Working closely with the international media, the international community has to put pressure on the North Korean regime to open up toward the outside world and save North Korean citizens' lives. They have to try to enter the country with an army of journalists. To improve human rights in North Korea the world has to speak out against the current regime. The North Korean people cannot help themselves. They are brainwashed and suffer from terror and pressure. They are afraid. That's the medical diagnosis. The outside world has to take care for the right therapy.

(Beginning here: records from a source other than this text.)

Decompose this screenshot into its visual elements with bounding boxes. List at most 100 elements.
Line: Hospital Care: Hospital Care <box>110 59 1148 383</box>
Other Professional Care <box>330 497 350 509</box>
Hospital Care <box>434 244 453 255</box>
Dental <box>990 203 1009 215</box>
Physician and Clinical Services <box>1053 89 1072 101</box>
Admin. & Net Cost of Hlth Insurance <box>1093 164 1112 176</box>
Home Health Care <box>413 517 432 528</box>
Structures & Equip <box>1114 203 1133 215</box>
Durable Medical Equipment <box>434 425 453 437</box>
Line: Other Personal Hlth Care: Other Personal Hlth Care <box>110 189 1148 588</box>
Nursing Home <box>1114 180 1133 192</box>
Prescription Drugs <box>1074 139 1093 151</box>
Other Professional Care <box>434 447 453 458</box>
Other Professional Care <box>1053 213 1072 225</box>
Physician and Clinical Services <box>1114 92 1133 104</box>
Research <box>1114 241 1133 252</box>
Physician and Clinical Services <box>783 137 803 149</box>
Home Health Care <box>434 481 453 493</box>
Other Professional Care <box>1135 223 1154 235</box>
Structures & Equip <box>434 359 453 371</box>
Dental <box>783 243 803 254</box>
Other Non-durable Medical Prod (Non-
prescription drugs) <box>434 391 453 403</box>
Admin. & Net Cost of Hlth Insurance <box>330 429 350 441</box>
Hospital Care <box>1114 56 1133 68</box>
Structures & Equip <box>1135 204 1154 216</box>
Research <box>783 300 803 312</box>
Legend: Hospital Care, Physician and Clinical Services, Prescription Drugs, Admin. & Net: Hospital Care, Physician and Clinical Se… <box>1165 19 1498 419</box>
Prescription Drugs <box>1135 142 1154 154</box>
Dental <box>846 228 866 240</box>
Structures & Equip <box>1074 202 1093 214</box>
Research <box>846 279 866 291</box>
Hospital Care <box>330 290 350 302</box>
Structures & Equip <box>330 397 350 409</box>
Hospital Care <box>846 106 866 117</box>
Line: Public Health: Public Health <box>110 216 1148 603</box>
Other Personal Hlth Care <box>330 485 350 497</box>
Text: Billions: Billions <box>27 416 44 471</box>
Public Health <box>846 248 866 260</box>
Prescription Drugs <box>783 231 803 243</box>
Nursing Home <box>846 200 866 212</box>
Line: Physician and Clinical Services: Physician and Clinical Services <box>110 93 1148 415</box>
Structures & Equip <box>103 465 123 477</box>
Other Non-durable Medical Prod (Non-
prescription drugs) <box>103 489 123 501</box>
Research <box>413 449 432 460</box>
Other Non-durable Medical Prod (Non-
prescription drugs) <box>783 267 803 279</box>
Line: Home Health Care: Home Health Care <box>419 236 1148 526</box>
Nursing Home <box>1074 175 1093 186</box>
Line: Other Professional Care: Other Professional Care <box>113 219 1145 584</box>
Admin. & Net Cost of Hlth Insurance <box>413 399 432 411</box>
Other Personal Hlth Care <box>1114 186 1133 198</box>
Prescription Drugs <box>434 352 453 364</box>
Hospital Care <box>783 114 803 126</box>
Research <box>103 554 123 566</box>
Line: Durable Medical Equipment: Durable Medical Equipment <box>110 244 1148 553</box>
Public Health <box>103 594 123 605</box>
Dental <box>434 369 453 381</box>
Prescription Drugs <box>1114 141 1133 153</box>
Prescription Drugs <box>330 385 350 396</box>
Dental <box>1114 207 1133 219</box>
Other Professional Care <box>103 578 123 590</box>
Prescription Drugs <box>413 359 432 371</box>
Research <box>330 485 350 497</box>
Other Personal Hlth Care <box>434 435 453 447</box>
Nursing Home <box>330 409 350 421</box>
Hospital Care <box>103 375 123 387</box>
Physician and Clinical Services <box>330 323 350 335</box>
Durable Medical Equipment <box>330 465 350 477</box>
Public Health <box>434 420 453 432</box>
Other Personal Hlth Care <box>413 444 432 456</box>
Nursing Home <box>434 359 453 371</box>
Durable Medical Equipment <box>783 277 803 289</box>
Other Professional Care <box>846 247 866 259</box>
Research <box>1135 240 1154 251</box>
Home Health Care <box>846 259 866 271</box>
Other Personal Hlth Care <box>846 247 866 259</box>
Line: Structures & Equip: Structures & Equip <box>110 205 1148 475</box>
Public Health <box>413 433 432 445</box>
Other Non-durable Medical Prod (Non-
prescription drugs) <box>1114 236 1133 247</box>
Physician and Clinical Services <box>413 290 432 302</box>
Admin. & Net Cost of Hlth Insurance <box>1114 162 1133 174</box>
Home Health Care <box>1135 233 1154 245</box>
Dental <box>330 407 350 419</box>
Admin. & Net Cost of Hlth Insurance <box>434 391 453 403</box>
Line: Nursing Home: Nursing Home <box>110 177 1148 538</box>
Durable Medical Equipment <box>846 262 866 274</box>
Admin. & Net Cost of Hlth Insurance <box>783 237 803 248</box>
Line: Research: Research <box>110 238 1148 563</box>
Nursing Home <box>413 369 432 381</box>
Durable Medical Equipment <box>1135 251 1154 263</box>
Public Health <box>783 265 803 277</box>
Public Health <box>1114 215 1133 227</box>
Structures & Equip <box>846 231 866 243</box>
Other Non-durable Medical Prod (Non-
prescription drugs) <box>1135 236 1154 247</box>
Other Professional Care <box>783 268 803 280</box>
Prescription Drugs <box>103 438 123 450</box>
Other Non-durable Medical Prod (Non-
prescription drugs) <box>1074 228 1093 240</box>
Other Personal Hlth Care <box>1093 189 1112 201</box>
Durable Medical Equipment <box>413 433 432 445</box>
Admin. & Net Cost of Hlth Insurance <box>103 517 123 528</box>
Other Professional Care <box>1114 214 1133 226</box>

Especially we Germans have to act when there are any "rumours" about concentration-camps in North Korea, even when there are only small hints and no "evidences"-as all the politicians are always asking for. Our forefathers in Germany were accused that they did not act despite having the knowledge of something cruel going on behind the curtain. We have to learn from history. After the Second World War we promised: never again concentration-camps like in Hitler's Nazi-Germany. Maybe those "reform institutions" in North Korea are nice holiday-resorts like in paradise. Then we have to apologize. Maybe they are not. And then we might well discover real hell on earth, the real "killing fields" as a shame for the 21st century and then we are all accused that we did not act earlier.

As a German born after the war, I know too well the guilt of my grandparents for remaining silent while the Nazis were committing indescribable crimes. I felt it my duty as a human being, particularly as a German, to expose the crimes and tyranny of this regime, a regime that has defied, soviet-style, its Dear Leader Kim Jong-Il and his late father, Kim Il-Sung the Great Leader, whose portraits and statues bedeck the entire nation, and whose pictures are on display on the walls of every home and office.

Even though so much of the economy is directed to support the military, the ordinary citizen who is starving needs help. And the outside world should help! But only on condition that aid is going to the common people. Foreign NGO's journalists and diplomats must be free to travel unencumbered and unannounced to the provinces to insure that the food and medical aid is going to the needy-not the greedy. Germany has established diplomatic relations with the Democratic Peoples Republic of Korea incorporating conditions to this effect-free movement for their diplomats, their humanitarian aid workers, their journalists(!) and the possibility to talk about human rights issues-the only nation to accomplish this assurance.

After being kicked out of North Korea, I left for China and immediately proceeded to Seoul, the capital of South Korea where I met with a number of young stunted North Koreans who managed to escape to China and somehow were able to get to a third country-Vietnam, Myanmar or Mongolia-and subsequently to South Korea. Some of these refugees have been in the prison camps and their descriptions of the brutalities they experienced are on a parallel with those of Nazi concentration camps. Refugees from North Korea are fortunate if they succeed in reaching a third country, for China repatriates to North Korea any refugee they apprehend, where they face imprisonment, torture and occasionally execution.

After visiting the United States I will subsequently continue on to Europe and all over the world for the express purpose of exposing the tyranny and criminality of this secret state, with the hope that international pressure will be applied by the world community to bring about a reformation of this depraved nation.